Lina ablasını kucaklamaya çalıştı. Ama bu boş bir çabadan başka bir şey değildi. Çünkü Lina, Mahra'ya göre daha cılızdı. Onu taşıyamazdı. Bakışları Ali Ömer'e kayınca onun yasak bölgeye giden yola baktığını gördü. Dikkatini çekebilmek için seslice boğazını temizledi.

Ali Ömer, ona bakmadan yalvarırcasına konuştu.
"Lütfen, bana onu taşıyabileceğini söyle."

Lina mahçup bir hâlde kafasını iki yana salladı.
"Senin taşıman gerekiyor."

Genç adam öfkeyle Lina'ya baktı. Bu kızlar yüzünden başına gelmeyen kalmamıştı. Kız kardeşi veya küçük bir kız değildi ki onu rahatlıkla taşısın. Kocaman bir kızdı. Onu nasıl taşıyabilirdi? Kızın yardımına ihtiyacı olduğunu biliyordu. Ancak yine de yabancı bir kızı taşıma düşüncesi tuhaf hissettiriyordu. Ali Ömer yabancılara karşı oldukça mesafeli davranan biriydi. Hele başkalarıyla temas etmekten hiç hoşlanmazdı.
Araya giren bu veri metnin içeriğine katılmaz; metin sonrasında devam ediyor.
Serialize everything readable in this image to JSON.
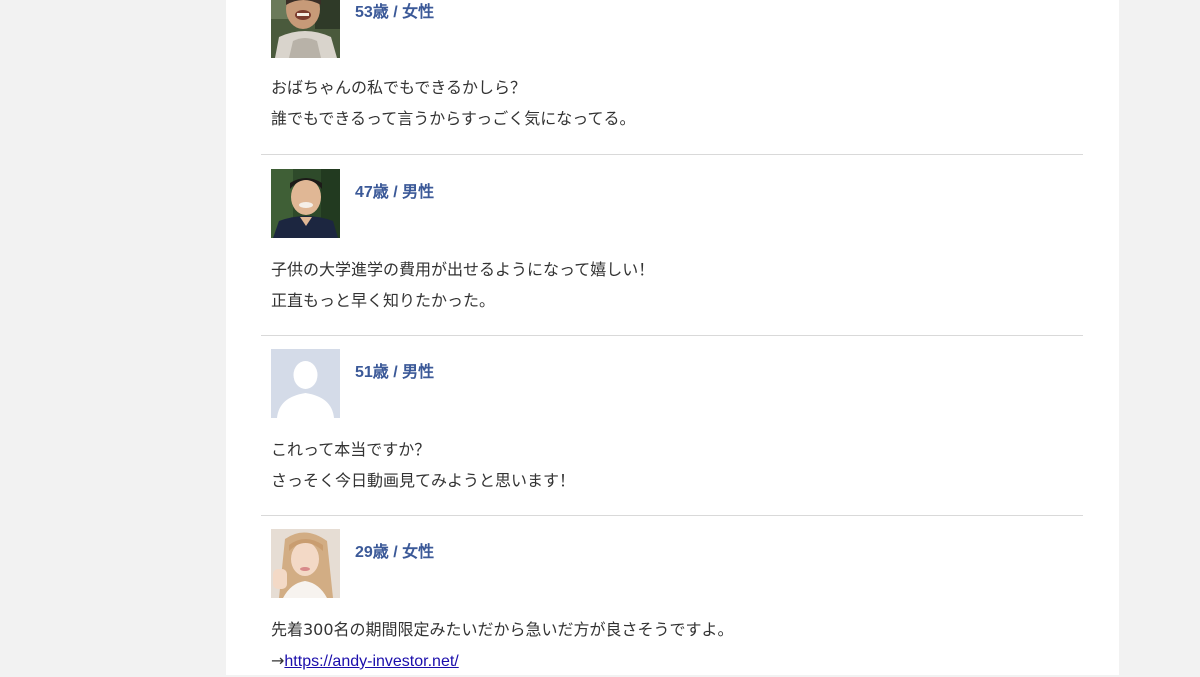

"Yüzüne vursana, kendine gelir belki."

Söylediği saçma şey yüzünden Lina yüzünü buruşturarak ona cevap verdi.
"Bu zaruri bir durum. Zaruretler bazen haramları mübah kılabilir. Yoksa elin adamının ablamı taşımasını ben de istemem ama elimden başka bir şey gelmiyor. Yardımına ihtiyacımız var. Şimdi onu eve yetiştiremezsek Rabbim korusun kötü bir şeyler olabilir. Senin vicdanın o zaman rahat olabilecek mi?"

Ali Ömer bu rahatsız edici durumdan bir an önce kurtulmak için harekete geçmesi gerektiğini biliyordu. Bu yüzden Lina'ya küçük bir bakış atıp homurdandı.
"Bir daha boyunuzdan büyük işlere kalkışıp başkalarını zor durumda bırakmayın küçük hanım."

Lina ona cevap vermek için ağzını açacağı esnada Ali Ömer'in Mahra'yı yavaşça kucaklamasıyla sustu.
"Yürü hadi."

Lina, Ali Ömer'in büyük adımlarına yetişmek için koşturmaya başlamıştı.
Epey bir mesafe yürüdükten sonra nihayet evlerinin kapısının önüne gelmişlerdi. Lina içinden dua ederek tahta kapıyı açtı. Ali Ömer kucağında Mahra ile bahçe kapısından içeri girdi.
Bakışları çardakta oturan Zeyd ve Mahmut Efendi ile karşılaşmıştı. Utançla başını eğip Lina'nın bir şeyler söylemesini bekledi. Böyle bir durumda kızın babasıyla karşılaşmayı istemezdi.

Zeyd hemen ayağa fırlayıp "Ömer, Mahra mı o? Neler oluyor?" Diye endişeyle sordu.

Mahmut efendi de telaşla ayağa kalktı. Neler olduğunu anlamaya çalışarak kızlarına ve genç delikanlıya bakıyordu.
"Lina! Mahra'nın nesi var?"

Lina babası ve Zeyd'in soruları karşısında dili tutulmuş gibi konuşamıyordu. Ne zaman panik yapsa, heyecanlansa söyleyeceklerini unutuyordu. Tıpkı şu anda olduğu gibi.
Ali Ömer, Lina'nın konuşamayacağını anladığında başını dikleştirerek Ebû Amr'a baktı. Utanacak bir şey yapmamıştı sonuçta. İnsanlık olsun diye kızlarına yardım etmişti.

"Ben Filistin'i görmek için dolaşıyordum ki yolum yasak bölge denilen yere düştü ve orada kızlarınızla karşılaştım. Büyük kızınız bir siyonist askerini vurmuştu. Ama bu durumdan oldukça etkilenmiş görünüyor. Bu yüzden elimden geldiğince onlara yardım etmeye çalıştım."